Poi ti dice i nomi di entrambi, vi stringete la mano e dici il tuo, perché si usa così. Restate in piedi, la porta ancora aperta. Nessuno sa bene cosa dire, gli sguardi volteggiano tra il pavimento e rossori di guance; un piede sfrega l’altro e le dita si contraggono.
Lei tira un orecchio a lui, come la padrona che sgrida il cucciolo.
Dice: “Se questo scemo lo faceva a me, sicuro si beccava un calcio nelle palle! Capito? Devi farti rispettare da questi trogloditi”.
Lui offre i fiori, che non sai dove mettere. Lei tira fuori dalla busta color cioccolata fondente un profumo e una bottiglia di whisky, di quello buono e costoso. Appoggia tutto sul tavolo; il tuo tavolo.

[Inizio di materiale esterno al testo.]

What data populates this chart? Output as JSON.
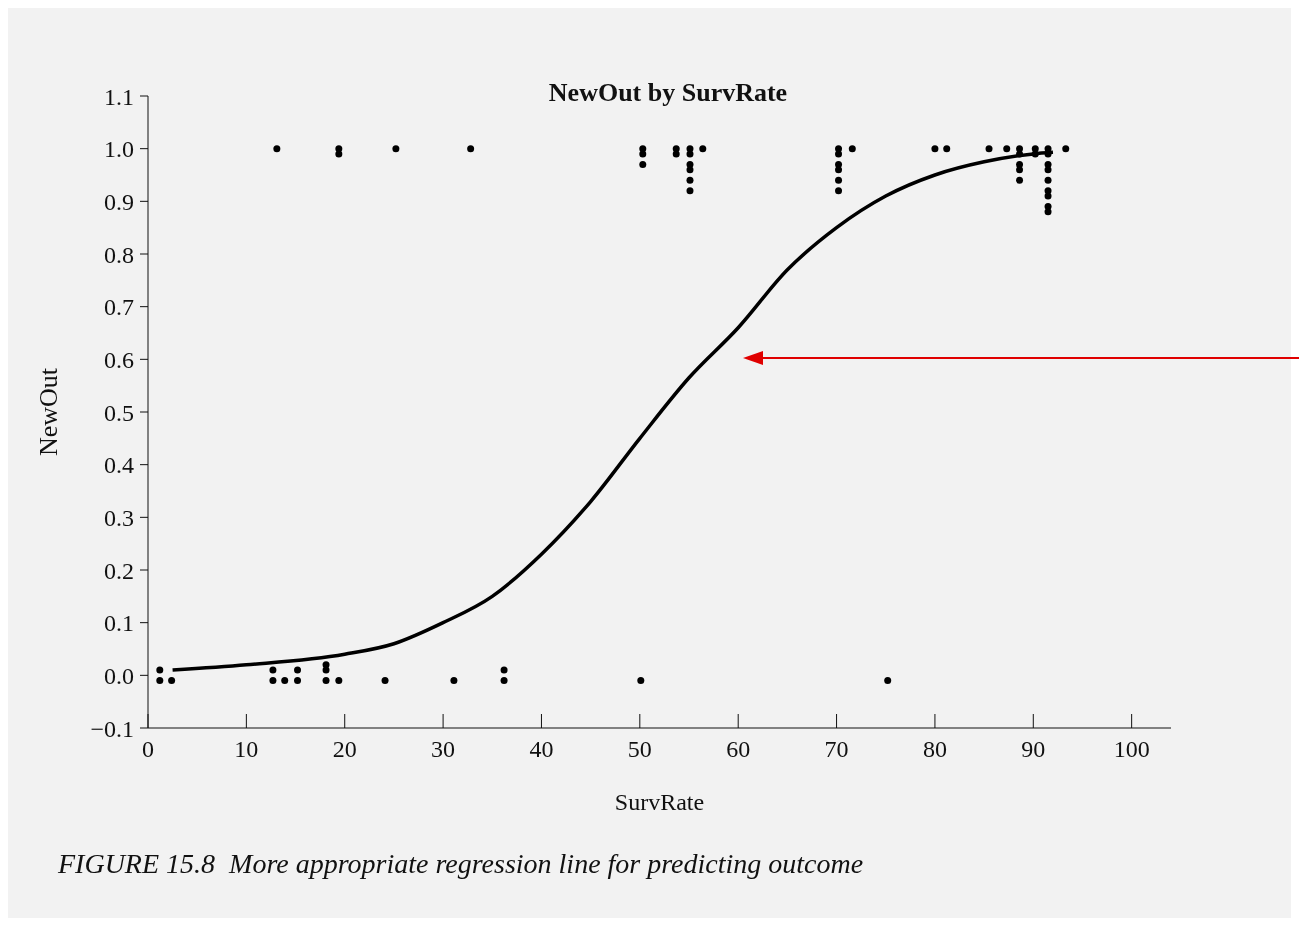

Gli occhi ti schizzano come palline da flipper: guardi lei, lui, la bottiglia di whisky, ancora lui e infine di nuovo lei.
Brusca afferri i regali, dici alla ragazza: “Riprendeteli pure, non c’è bisogno”.
Lei fa per dire qualcosa, tu insisti: “Vi siete scusati, prendete i regali e andatevene”.
Allora lui si avvicina, spazientito dice: “Guarda che siamo dispiaciuti, eh, non è che siamo qua perché ce l’ha detto l’amministratore, e…”
Quando picchi sul lavandino con la bottiglia, spaccandola, e l’odore pungente invade il piccolo spazio, la coppia arresta parole, sorrisi e imbarazzo, proprio mentre urli loro quello che prima era stato un invito. Chiudi la porta alle loro spalle, ti lasci cadere a terra.
Senti lei stizzita: “Ma tu proprio nell’appartamento di ‘sta cessa isterica dovevi collassare?”